Friday, March 11, 2011

Life is a trip: Following the sheep

The latest issue of Spirituality and Health magazine includes a beautiful article on something called “transhumance,” a term I had never heard despite growing up on a farm and earning a degree in agriculture. It’s apparently “the seasonal movement of livestock from lowlands, where they’re fed in the winter, to high mountain areas, where they graze in the summer.” To get a taste of this tradition, travel writer Judith Fein, accompanied by a small band of curious city dwellers, tags along as Portuguese shepherds finish moving their flocks. Along the way she notices the curving horns, dark faces and other unique characteristics of the individual sheep, the ancient stone road beneath them constructed by “Roman hands” and a fig tree sagging under the weight of ripe fruit too luscious to ignore. Once they arrive in town, musicians are playing their accordions and guitars, the homes are brightly decorated and the locals are offering an array of goods and services. She discovers an elderly basket-weaver, one of the last living practitioners of his craft, who reminisces about the colorful local market he still remembers from his childhood.

She finds the people around her deeply moved by the experience of participating in this ancient pastoral tradition. “The main by-product of transhumance is fresh, natural dairy products from cows, goats and sheep, but equally significant is the nature-based, communal way of life that is now teetering on the edge of extinction,” she writes. She quotes another woman nearby as saying: “I loathe the idea of going back to the modern world, with all the noise, chaos and buzz of electronics.”

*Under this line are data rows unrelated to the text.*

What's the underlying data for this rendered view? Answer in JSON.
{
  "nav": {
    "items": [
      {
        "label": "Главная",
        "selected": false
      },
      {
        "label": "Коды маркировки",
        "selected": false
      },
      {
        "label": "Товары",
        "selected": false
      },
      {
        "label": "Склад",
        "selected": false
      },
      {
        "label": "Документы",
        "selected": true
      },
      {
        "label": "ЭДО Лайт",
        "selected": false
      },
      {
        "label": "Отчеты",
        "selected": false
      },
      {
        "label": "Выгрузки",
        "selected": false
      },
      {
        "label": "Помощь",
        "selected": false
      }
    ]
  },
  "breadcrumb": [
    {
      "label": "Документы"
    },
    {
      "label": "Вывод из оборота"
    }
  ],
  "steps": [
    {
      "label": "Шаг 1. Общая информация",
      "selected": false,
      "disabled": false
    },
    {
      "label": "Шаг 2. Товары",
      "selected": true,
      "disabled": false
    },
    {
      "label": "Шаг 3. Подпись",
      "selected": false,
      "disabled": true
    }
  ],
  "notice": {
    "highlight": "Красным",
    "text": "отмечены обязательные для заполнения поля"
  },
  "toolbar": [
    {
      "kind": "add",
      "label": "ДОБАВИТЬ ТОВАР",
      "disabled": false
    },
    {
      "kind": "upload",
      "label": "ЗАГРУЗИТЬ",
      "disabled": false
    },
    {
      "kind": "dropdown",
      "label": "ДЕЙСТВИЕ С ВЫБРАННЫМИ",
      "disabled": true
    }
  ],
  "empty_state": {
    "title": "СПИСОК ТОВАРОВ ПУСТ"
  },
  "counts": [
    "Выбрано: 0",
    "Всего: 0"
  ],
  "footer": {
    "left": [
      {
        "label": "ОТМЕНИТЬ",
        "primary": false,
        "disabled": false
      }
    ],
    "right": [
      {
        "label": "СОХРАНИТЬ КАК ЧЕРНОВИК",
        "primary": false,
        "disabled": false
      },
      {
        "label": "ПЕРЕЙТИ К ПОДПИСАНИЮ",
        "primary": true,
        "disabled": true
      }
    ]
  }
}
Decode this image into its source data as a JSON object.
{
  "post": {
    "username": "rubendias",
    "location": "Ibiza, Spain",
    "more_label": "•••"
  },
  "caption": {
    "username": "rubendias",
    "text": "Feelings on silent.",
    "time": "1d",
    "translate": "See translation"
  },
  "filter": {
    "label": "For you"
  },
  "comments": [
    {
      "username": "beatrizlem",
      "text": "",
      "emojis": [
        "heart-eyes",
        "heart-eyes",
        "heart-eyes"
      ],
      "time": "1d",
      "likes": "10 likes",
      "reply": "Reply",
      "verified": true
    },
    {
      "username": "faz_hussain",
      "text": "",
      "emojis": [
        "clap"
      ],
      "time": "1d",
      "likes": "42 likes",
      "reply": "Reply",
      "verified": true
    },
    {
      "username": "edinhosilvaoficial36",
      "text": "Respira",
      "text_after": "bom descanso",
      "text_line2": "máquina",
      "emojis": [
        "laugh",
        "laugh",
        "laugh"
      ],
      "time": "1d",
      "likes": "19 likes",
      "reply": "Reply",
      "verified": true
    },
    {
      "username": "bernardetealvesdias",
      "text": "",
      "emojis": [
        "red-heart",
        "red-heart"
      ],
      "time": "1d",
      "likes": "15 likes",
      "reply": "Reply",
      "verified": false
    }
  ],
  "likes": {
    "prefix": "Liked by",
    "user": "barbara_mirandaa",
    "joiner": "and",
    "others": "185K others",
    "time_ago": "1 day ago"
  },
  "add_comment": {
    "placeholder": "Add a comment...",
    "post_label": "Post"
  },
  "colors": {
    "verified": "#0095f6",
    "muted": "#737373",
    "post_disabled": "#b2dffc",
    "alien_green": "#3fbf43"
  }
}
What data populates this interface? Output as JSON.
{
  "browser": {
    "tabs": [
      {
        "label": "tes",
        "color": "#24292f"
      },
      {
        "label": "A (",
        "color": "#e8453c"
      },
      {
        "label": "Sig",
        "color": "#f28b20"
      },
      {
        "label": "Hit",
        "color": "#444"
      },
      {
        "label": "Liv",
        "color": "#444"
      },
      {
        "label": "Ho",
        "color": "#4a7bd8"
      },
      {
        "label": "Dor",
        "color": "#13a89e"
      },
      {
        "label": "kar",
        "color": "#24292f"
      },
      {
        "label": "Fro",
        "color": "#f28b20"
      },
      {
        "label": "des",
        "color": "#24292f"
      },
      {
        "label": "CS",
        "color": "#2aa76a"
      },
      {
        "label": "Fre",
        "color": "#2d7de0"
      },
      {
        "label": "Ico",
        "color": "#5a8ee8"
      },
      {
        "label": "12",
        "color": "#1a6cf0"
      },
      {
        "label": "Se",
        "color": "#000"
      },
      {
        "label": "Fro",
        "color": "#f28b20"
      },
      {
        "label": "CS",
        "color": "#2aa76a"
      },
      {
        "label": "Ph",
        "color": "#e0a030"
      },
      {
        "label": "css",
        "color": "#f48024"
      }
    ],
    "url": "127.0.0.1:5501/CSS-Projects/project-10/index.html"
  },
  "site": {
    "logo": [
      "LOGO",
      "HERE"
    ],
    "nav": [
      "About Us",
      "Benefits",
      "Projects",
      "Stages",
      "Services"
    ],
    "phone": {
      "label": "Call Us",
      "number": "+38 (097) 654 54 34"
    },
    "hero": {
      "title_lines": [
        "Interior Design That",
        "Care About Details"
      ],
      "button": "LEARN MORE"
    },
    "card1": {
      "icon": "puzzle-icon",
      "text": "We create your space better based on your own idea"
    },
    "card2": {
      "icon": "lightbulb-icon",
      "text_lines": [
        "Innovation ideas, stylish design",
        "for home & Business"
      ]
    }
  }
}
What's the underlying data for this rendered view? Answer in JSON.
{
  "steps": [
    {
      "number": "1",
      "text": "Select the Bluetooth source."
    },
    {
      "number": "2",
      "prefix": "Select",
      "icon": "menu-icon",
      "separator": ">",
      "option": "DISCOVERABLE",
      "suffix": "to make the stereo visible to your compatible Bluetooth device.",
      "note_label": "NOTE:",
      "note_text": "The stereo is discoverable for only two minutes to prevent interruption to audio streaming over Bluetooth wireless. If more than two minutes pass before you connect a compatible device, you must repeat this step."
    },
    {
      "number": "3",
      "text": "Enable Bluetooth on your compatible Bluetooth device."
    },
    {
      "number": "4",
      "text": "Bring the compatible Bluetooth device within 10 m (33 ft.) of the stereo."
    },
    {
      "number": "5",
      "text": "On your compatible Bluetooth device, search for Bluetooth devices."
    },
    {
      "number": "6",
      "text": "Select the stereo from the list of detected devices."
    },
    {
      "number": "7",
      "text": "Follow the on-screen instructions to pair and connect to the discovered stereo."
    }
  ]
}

Here and around the world, the agrarian culture is fading away in the name of progress, taking with it a way of life uniquely suited to feeding the human spirit. At the Governor’s Forum on Colorado Agriculture last month, futurist and keynote speaker Lowell Catlett cited fascinating research from the Institute of HeartMath that showed 90 percent of the time when women and horses are around each other, their cardiac rhythms synchronize, evidence of the mysterious depth of the animal-plant-people connection that we are only just beginning to fathom. (Interestingly, heart entrainment only happens 10 percent of the time between horses and men.) Despite a widening disconnect between field and table, this time of year seems to tie everyone inevitably back to a nature-based life, with the early fruit trees blooming, new calves appearing in pastures, the first vegetables sprouting in gardens, the farmers busily preparing to supply another season of abundant summer markets! And it’s not much of a stretch to imagine that we humans have the parasympathetic powers to tap into the vitality of all those flowering bulbs bursting up through the earth or the first sweet blossoms popping out of their buds.

Award winning writer Fein reminds us to open ourselves to the subtle magic surrounding us — whether we are traveling around the globe or just around the corner — and to live with the awareness of a pilgrim seeking to be transformed rather than a tourist looking for momentary amusements. She’s collected her 14 most memorable travel experiences into a book, Life Is a Trip: The Transformative Magic of Travel, assuredly a fascinating and uplifting read, inspiration for the journey.